Unfortunately, that’s not the case for the computational synthesis that is data science. As software developers know only too well, modeling the problem domain adequately—for the task at hand and future changes—is a large and important part of the job. Recent decades have demonstrated this focus through an emphasis on object-oriented programming and its design patterns. This conceptual framework has become common among enterprise developers and successfully used to model the elements and interactions of numerous problem domains.
As software development moves forward, it continues to push its means of expressing arbitrary objects and relationships while retaining a meaningful connection to its practical concerns: computability, interpretability, reliability, testability, and so on. (See previous CityBase posts on the use of Elixir and umbrella projects.)
The same is true for mathematical modeling and all the other areas data science touches. As a result, data science has to effectively synthesize both the theory and application of all its constituent fields. In other words, data science necessarily relies on powerful computer science paradigms and their resulting programming languages and practices.
Luckily, data science’s constituent fields are all connected by “mathy” elements, so any such synthesis isn’t completely impossible to imagine. As a matter of fact, the connections between computer science, numerical computation, and statistical modeling exist at quite a few levels; enough to guide the use of programming in statistics and statistics in programming (e.g., statistical models are used in the implementation of programming languages).

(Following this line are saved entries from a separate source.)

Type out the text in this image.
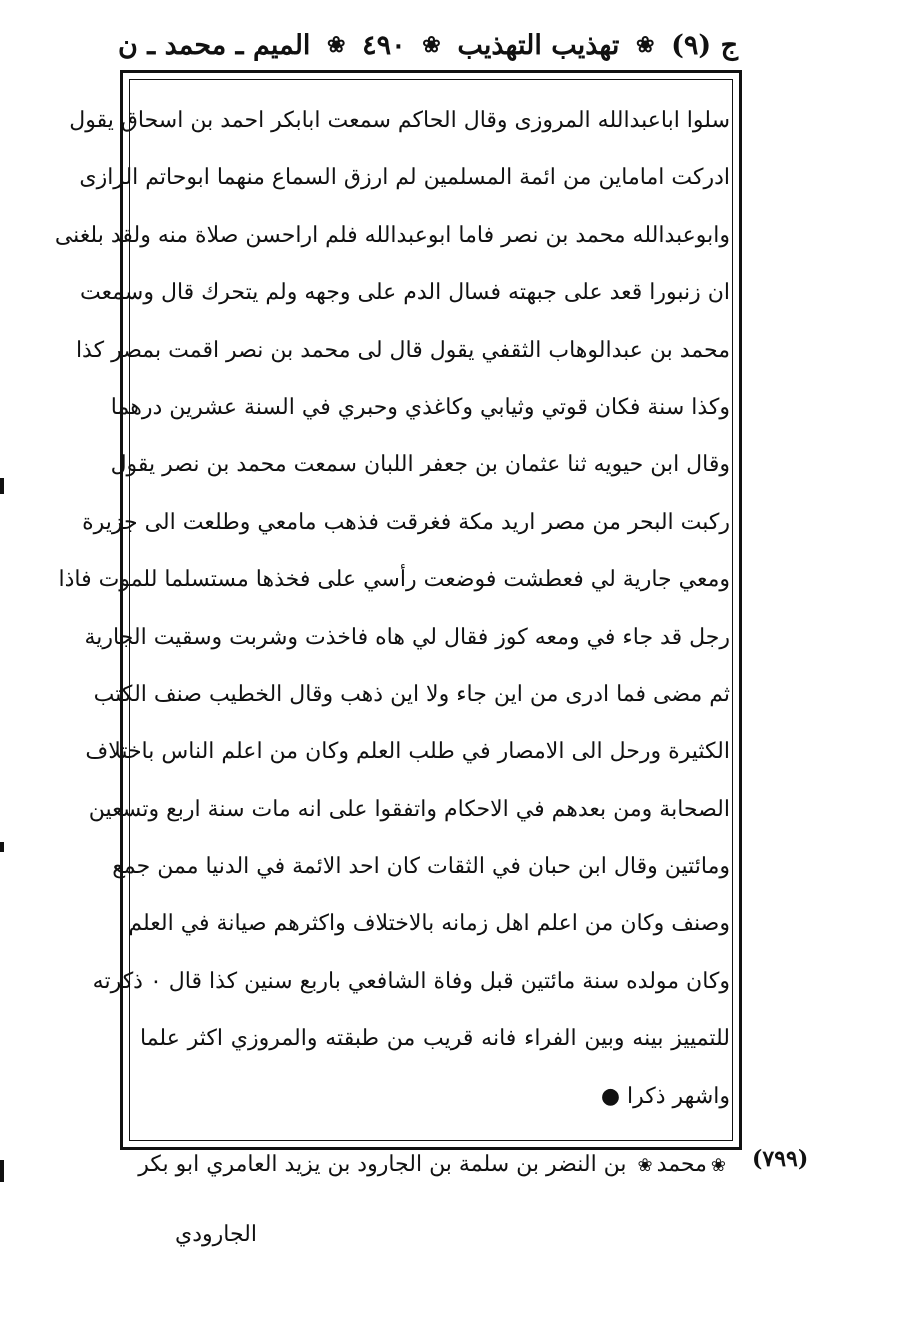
ج (٩)
❀
تهذيب التهذيب
❀
٤٩٠
❀
الميم ـ محمد ـ ن
سلوا اباعبدالله المروزى وقال الحاكم سمعت ابابكر احمد بن اسحاق يقول
ادركت اماماين من ائمة المسلمين لم ارزق السماع منهما ابوحاتم الرازى
وابوعبدالله محمد بن نصر فاما ابوعبدالله فلم اراحسن صلاة منه ولقد بلغنى
ان زنبورا قعد على جبهته فسال الدم على وجهه ولم يتحرك قال وسمعت
محمد بن عبدالوهاب الثقفي يقول قال لى محمد بن نصر اقمت بمصر كذا
وكذا سنة فكان قوتي وثيابي وكاغذي وحبري في السنة عشرين درهما
وقال ابن حيويه ثنا عثمان بن جعفر اللبان سمعت محمد بن نصر يقول
ركبت البحر من مصر اريد مكة فغرقت فذهب مامعي وطلعت الى جزيرة
ومعي جارية لي فعطشت فوضعت رأسي على فخذها مستسلما للموت فاذا
رجل قد جاء في ومعه كوز فقال لي هاه فاخذت وشربت وسقيت الجارية
ثم مضى فما ادرى من اين جاء ولا اين ذهب وقال الخطيب صنف الكتب
الكثيرة ورحل الى الامصار في طلب العلم وكان من اعلم الناس باختلاف
الصحابة ومن بعدهم في الاحكام واتفقوا على انه مات سنة اربع وتسعين
ومائتين وقال ابن حبان في الثقات كان احد الائمة في الدنيا ممن جمع
وصنف وكان من اعلم اهل زمانه بالاختلاف واكثرهم صيانة في العلم
وكان مولده سنة مائتين قبل وفاة الشافعي باربع سنين كذا قال ٠ ذكرته
للتمييز بينه وبين الفراء فانه قريب من طبقته والمروزي اكثر علما
واشهر ذكرا ●
(٧٩٩)
❀محمد❀ بن النضر بن سلمة بن الجارود بن يزيد العامري ابو بكر
الجارودي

More than a few of these connections haven’t been made, yet, or reached their potentials, and it’s possible that even the most beneficial are among those!
Setting the Stage for the Future of Cities
Programming for statistics and mathematical models isn’t all that great right now, but it’s improving. Deep Learning and tensor libraries (e.g. TensorFlow, Theano, Torch) are nice examples. They’re essentially a usable combination of pre-existing linear (tensor, really) algebra and optimization techniques. These are things that were—and still are—primarily done by experts in mathematics and statistics. Now, through careful packaging and application of the appropriate frameworks (e.g. symbolic computation), the same capabilities are widely available to enable breakthroughs in unrelated areas, such as local government.

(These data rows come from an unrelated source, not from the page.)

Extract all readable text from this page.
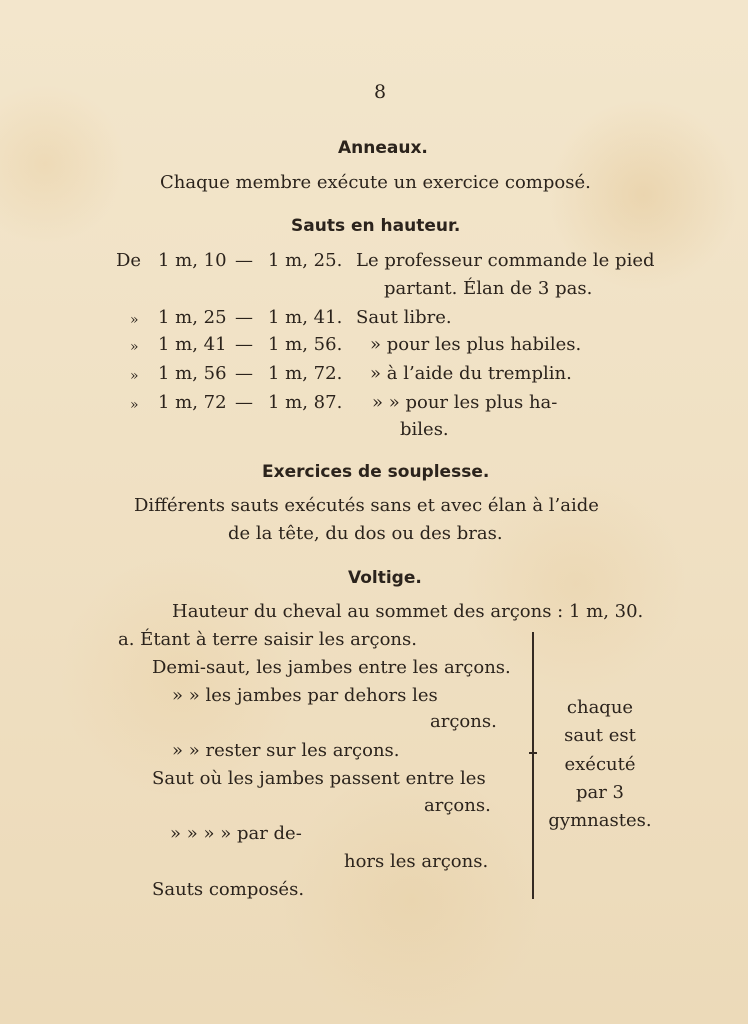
8
Anneaux.
Chaque membre exécute un exercice composé.
Sauts en hauteur.
De 1 m, 10 — 1 m, 25. Le professeur commande le pied
partant. Élan de 3 pas.
» 1 m, 25 — 1 m, 41. Saut libre.
» 1 m, 41 — 1 m, 56. » pour les plus habiles.
» 1 m, 56 — 1 m, 72. » à l’aide du tremplin.
» 1 m, 72 — 1 m, 87. » » pour les plus ha-
biles.
Exercices de souplesse.
Différents sauts exécutés sans et avec élan à l’aide
de la tête, du dos ou des bras.
Voltige.
Hauteur du cheval au sommet des arçons : 1 m, 30.
a. Étant à terre saisir les arçons.
Demi-saut, les jambes entre les arçons.
» » les jambes par dehors les
arçons.
» » rester sur les arçons.
Saut où les jambes passent entre les
arçons.
» » » » par de-
hors les arçons.
Sauts composés.
chaque
saut est
exécuté
par 3
gymnastes.
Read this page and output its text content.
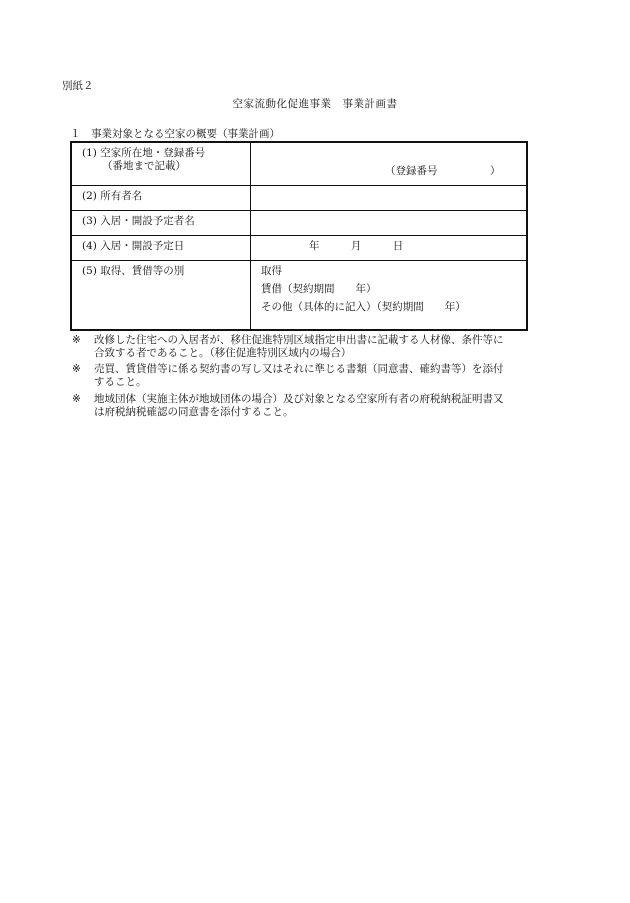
別紙２
空家流動化促進事業　事業計画書
１　事業対象となる空家の概要（事業計画）
(1) 空家所在地・登録番号
（番地まで記載）	（登録番号　　　　　）

(2) 所有者名	
(3) 入居・開設予定者名	
(4) 入居・開設予定日	年 月 日
(5) 取得、賃借等の別	取得
賃借（契約期間　　年）
その他（具体的に記入）（契約期間　　年）
※	改修した住宅への入居者が、移住促進特別区域指定申出書に記載する人材像、条件等に
合致する者であること。（移住促進特別区域内の場合）
※	売買、賃貸借等に係る契約書の写し又はそれに準じる書類（同意書、確約書等）を添付
すること。
※	地域団体（実施主体が地域団体の場合）及び対象となる空家所有者の府税納税証明書又
は府税納税確認の同意書を添付すること。
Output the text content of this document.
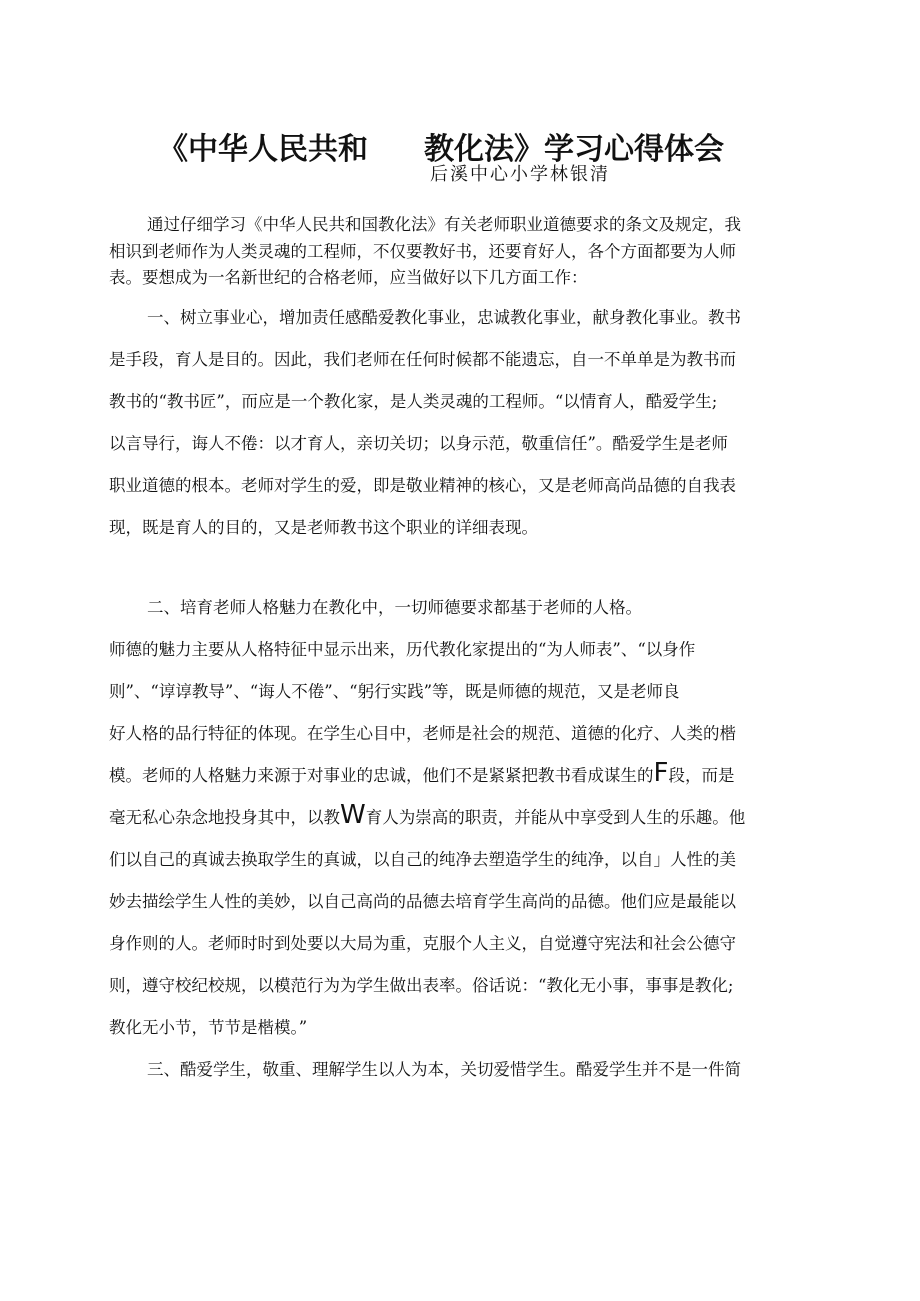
《中华人民共和 教化法》学习心得体会
后溪中心小学林银清
通过仔细学习《中华人民共和国教化法》有关老师职业道德要求的条文及规定，我
相识到老师作为人类灵魂的工程师，不仅要教好书，还要育好人，各个方面都要为人师
表。要想成为一名新世纪的合格老师，应当做好以下几方面工作：
一、树立事业心，增加责任感酷爱教化事业，忠诚教化事业，献身教化事业。教书
是手段，育人是目的。因此，我们老师在任何时候都不能遗忘，自一不单单是为教书而
教书的“教书匠”，而应是一个教化家，是人类灵魂的工程师。“以情育人，酷爱学生;
以言导行，诲人不倦：以才育人，亲切关切；以身示范，敬重信任”。酷爱学生是老师
职业道德的根本。老师对学生的爱，即是敬业精神的核心，又是老师高尚品德的自我表
现，既是育人的目的，又是老师教书这个职业的详细表现。
二、培育老师人格魅力在教化中，一切师德要求都基于老师的人格。
师德的魅力主要从人格特征中显示出来，历代教化家提出的“为人师表”、“以身作
则”、“谆谆教导”、“诲人不倦”、“躬行实践”等，既是师德的规范，又是老师良
好人格的品行特征的体现。在学生心目中，老师是社会的规范、道德的化疗、人类的楷
模。老师的人格魅力来源于对事业的忠诚，他们不是紧紧把教书看成谋生的F段，而是
毫无私心杂念地投身其中，以教W育人为崇高的职责，并能从中享受到人生的乐趣。他
们以自己的真诚去换取学生的真诚，以自己的纯净去塑造学生的纯净，以自」人性的美
妙去描绘学生人性的美妙，以自己高尚的品德去培育学生高尚的品德。他们应是最能以
身作则的人。老师时时到处要以大局为重，克服个人主义，自觉遵守宪法和社会公德守
则，遵守校纪校规，以模范行为为学生做出表率。俗话说：“教化无小事，事事是教化;
教化无小节，节节是楷模。”
三、酷爱学生，敬重、理解学生以人为本，关切爱惜学生。酷爱学生并不是一件简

While each element of the aforementioned technologies has existed for quite some time, putting them together so that non-mathematical developers can easily prototype models is what makes the difference. This isn’t the end of the story, though; these technologies have simply set the stage for a more developed form of synthesis between the theory and practice of mathematics, statistics and computer science!

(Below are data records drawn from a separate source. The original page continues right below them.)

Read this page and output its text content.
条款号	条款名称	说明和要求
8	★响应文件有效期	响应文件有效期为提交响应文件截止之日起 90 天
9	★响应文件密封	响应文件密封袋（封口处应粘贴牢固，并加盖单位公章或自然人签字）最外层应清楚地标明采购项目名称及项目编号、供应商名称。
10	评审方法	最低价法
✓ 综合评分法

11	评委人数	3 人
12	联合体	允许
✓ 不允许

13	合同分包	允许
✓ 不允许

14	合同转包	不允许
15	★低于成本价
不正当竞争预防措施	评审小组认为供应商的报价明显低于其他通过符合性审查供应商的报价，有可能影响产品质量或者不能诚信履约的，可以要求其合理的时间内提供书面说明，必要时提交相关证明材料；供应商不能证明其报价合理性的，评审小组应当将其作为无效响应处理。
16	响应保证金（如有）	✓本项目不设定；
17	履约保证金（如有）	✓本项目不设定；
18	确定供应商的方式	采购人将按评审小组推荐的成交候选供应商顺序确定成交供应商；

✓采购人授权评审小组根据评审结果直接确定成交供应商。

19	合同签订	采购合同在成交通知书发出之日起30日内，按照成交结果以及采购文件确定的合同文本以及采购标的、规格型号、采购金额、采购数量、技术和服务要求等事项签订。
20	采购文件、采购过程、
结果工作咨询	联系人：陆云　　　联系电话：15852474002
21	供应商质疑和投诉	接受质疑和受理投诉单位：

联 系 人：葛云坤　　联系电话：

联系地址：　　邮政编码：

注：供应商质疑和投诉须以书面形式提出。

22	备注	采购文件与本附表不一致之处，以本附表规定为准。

In response to these recent developments, CityBase is also exploring—and actively developing—promising connections between computer science and mathematical modeling. For instance, we would like a means of bridging foundational AI-related work in a symbolic graph and pattern-based computation with the modern world of data science in Python. To do this, we’re assessing the capabilities of Hy: a Lisp language that compiles to Python.
These efforts are in line with our desire to design and implement with greater expressive potential, to easily create powerful domain-specific languages that invite effective ideas—and people—from their respective areas. We would like mathematicians to bring their abilities to govtech with as little restriction as possible. To do that, we need to be above the norm when it comes to building those language and concept bridges. In this way, bringing data science forward is an important step in the development of large-scale, transformative government technology, and is simply a part of the bigger picture.